新潮社『新潮45』の休刊は、社長の釈明はギリギリ踏みとどまった点では評価される。しかし何をどういう理由で休刊したのか、休刊の後はどうするのかよく解らない文章だ。

識者や「新潮利権作家」らの批判や内部抗争も解らないではないが、私のようにもう長く雑誌の俗悪に嫌気がさして、商業誌はほとんど購入していない者からすれば、どう編集企画しても部数減は避けられないと思う。
なぜなら、言論の左右とかの立ち位置ももちろんあろうが、本質的には雑誌に書ける身分の作家が面白くないからである。
そもそも商業誌は、売れる企画、作家が、判断材料だから、昔のように多くの人のファンがいた時代と違って、好みが細分化すると雑誌はたちまち危機に陥る。

私にすればざまあみろと言うところだ。
編集部が判断する、作家の生殺与奪はどんどん無効になった。
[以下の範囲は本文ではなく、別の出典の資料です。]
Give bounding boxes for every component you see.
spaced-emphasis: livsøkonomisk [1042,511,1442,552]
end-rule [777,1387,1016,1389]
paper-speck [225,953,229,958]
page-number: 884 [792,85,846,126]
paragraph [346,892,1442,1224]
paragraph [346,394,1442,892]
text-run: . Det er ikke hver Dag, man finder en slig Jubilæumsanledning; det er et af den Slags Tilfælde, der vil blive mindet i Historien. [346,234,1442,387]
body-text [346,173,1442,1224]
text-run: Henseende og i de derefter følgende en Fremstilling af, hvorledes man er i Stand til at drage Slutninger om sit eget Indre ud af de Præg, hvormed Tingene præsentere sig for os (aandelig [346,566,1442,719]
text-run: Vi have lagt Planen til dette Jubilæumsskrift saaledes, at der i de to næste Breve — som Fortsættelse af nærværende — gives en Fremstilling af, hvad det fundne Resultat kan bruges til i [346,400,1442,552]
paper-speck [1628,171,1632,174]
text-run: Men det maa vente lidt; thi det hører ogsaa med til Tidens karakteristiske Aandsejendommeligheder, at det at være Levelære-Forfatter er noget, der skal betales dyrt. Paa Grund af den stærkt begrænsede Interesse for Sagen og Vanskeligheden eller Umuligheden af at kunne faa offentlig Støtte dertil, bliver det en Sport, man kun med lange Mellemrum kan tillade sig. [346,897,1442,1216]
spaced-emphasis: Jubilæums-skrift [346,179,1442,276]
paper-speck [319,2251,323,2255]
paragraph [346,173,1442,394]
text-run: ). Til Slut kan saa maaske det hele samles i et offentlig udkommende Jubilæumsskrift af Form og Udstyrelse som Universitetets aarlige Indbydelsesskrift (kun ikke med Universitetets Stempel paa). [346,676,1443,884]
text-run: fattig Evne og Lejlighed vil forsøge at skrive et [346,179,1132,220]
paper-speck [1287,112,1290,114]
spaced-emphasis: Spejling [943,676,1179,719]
未だメジャーではない、或いは生涯メジャーではないが、とてつもなく佳い作家はいるもので、そういう作家やテーマの持続的追及者は、ささやかな地味な同人誌や私家版で書いている。

特に文芸では多い。

そもそも編集者はベテランで一種の「出版エスプリッシュメント」で、成熟しているがゆえに、欠陥だらけでもキラキラ光る原石はほとんど掲載されない、ないし育成しようとしない。

角川「俳句」などもずっと赤字だが、購入を支えるのは結社中心だから、ある程度安定しているが、それは俳壇エスタブリッシュメントをそのまま反映するから、作家が毎度おなじみの先生方、その目をかけられた年功の弟子が占めてくる。

そこには文芸の新しい創出などはほとんど期待できない。

先ごろ朝日新聞「朝日俳壇」の選者金子兜太死去に伴い、新任選出にひと悶着あった。
結社ではないインデペンデント系の『豈』同人五島 高資に選任したところ、結社俳人ではないと有形無形の圧力を受け、女性編集担当者は退職に追いこまれた。

結社系の伝統俳句協会、俳人協会、現俳協それぞれの大御所が横を向けば朝日の俳句編集は成り立たなくなる。
こういうくだらない「読者」構造を雑誌は抱えているから、文芸なのか言論なのか、弊害の方が今や多くなっているのではないのか。

本当に言論として成立させようとするなら、かつての『試行』や、いまであれば愛読誌『飢餓陣営』や『出版人・広告人』こそメジャーにすべきであって、固定読者が支える方式で十分であろう。
或いは良質な保守『月間日本』のように、骨のある作家を繰り出す方法をとることである。そこには今風の左右などという座標をぶち壊す、現在の出版の準拠枠を超出する思想的に野蛮なものでなくてはならない。

今回新潮社のとった方法は、編集の知性の劣化であって、本屋のオネエチャンがPOSをもとにいい本悪い本を選別するくだらない方法と同類だ。

偉そうに作家の生殺与奪の権を振るうだけの知性さえも劣化して、新規なものへの貪欲さも喪失した編集者たちの掘った墓穴であった。

もちろん、杉田水脈安倍自民党の責任問題は引き続き執拗に追求しなければならないことは、言うまでもない。